Monday, May 5, 2014

Urban garden update, May 5th.


(I'm trying something special this year and am keeping a "photo blog," telling my story mostly through images but with a bit of description added as well, concerning my first-ever year of being an urban gardener. Check the "Garden 2014" photoset at my Flickr account for the entire series, including more photos for each entry than you see here.)

May 5: Not much work today, but I did do some transplanting; I noticed that my 4-inch pots of basil and salad greens haven't seemed to have grown much lately, and when I looked at the bottom, sure enough there were tons of roots growing through the drainage hole, so I knew it was time to transfer them both into the 6-inch pots that will be their final adult homes for the rest of the season. (Apparently such plants grow to a total height of six to eight inches under ideal circumstances, so you want six to eight inches of soil depth too.) I also took the opportunity to try a tip from my Facebook friend and fellow gardener Katy, which was to simply buy a bunch of green onions at the grocery store and pot them at home; apparently you can just snip off the green parts whenever you need them, and the bulb under the soil will keep growing more stalks all year long.



But alas, even when I checked in a couple of hours later, at sunset when I move all my plants away from the windows again for another night, the onions had drooped quite dramatically; so I thought maybe that advice should actually be to cut the adult stalks first, and use in some cooking soon, then plant just the bulbs and sprouts and wait for the next round of stalks to come up. And it just so happens that my first dinner party of the year is this coming Thursday -- I'm cooking for eight -- so this giant pile of green onions will actually come in quite handy. So hooray for me!

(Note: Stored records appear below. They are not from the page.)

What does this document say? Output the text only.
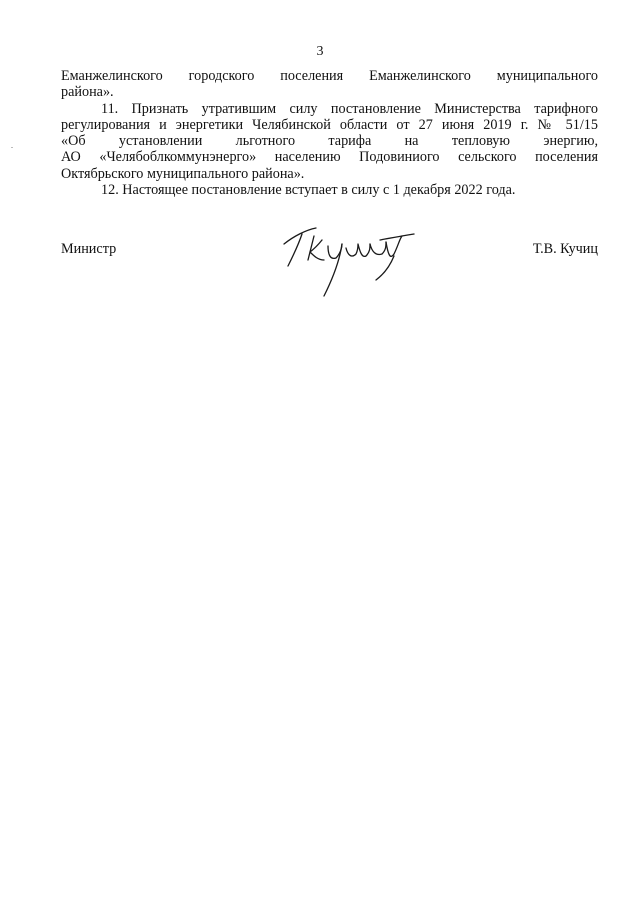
3
Еманжелинского городского поселения Еманжелинского муниципального
района».
11. Признать утратившим силу постановление Министерства тарифного
регулирования и энергетики Челябинской области от 27 июня 2019 г. № 51/15
«Об установлении льготного тарифа на тепловую энергию,
АО «Челябоблкоммунэнерго» населению Подовиниого сельского поселения
Октябрьского муниципального района».
12. Настоящее постановление вступает в силу с 1 декабря 2022 года.
Министр	Т.В. Кучиц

Also took the opportunity to shoot some "in-progress" photos of everything at sunset, my favorite time to shoot images of the plants, so that in future years I can rifle through all my 2014 photos and see exactly how big everything had gotten by whatever specific date. I have to say, all ten containers I now have of edible plants are each looking great in my opinion, which is a relief since your chances indoors with plants that need a lot of sun is always iffy at best. It'll be interesting to see how much actual edible food I'll get out of these; that will profoundly help me determine how much to schedule in advance for next year's garden, and what kinds of goals I need to set in order to have truly self-sustaining edibles for the entire summer in 2015. (That's the future goal -- to be able to have a salad every couple of days all summer long, and make a big jar of pesto every week, using just crops from my personal garden.) By the way, as a long-term follow-up to the question from a couple of weeks ago -- of whether carbonated water really is a kind of magic elixir to plants compared to regular water, which is easy for me to provide now that I have a Sodastream here at home -- well, I think you can see the results for yourself; all these things are growing like wildfire right now, and it's pretty amazing to realize that even the oldest of the plants you're seeing here were nothing more than pebbly seeds less than two months ago. I can state for a fact, for example, that my pot of looseleaf lettuce had before the carbonated water all been laying on its sides in a wilted-looking way, which I had thought was just its natural state; but after a couple of weeks of carbonated waterings now, it's proudly sticking up in the air like a 16-year-old boy in the math class of a surprisingly hot teacher.






And speaking of seeds, I'm happy to say that every crop of my latest two rounds of seedings (4/8 and 4/28) have sprouted now at least once, although it's quite different from one case to the next; as you can see, for example, the lavender and coleus are starting to sprout up by the dozens, just these wonderfully cute little tadpole things that are spreading like wildflowers; and in a wonderfully satisfying return on investment, four out of my six moonflower seeds and four of my six morning glory seeds have all sprouted now too. But it's still only been one out of six of the sugar pea pod plants, for another example; and less than a handful of the hundred chamomile seeds I spread with my clumsy giant fingers too, even as the oldest seedings of this bunch (violas and mesclun [a French salad mix], from April 8th) are getting very close to being ready to transplant into their transitory four-inch peat-paper pots.


Oh, and look how sad that palm looks all alone in that big white space over in the corner! How wonderfully would a big, bushy, but cheap fern look matched up with it on the radiator there, growing horizontally as the palm grows vertically, and the rest of that wall space filled with some picture frames I'm hanging soon? I think, in fact, a big ol' cheap basic fern is next on my list of major acquisitions from a store, although doubtfully in time for the dinner party on Thursday. Drat!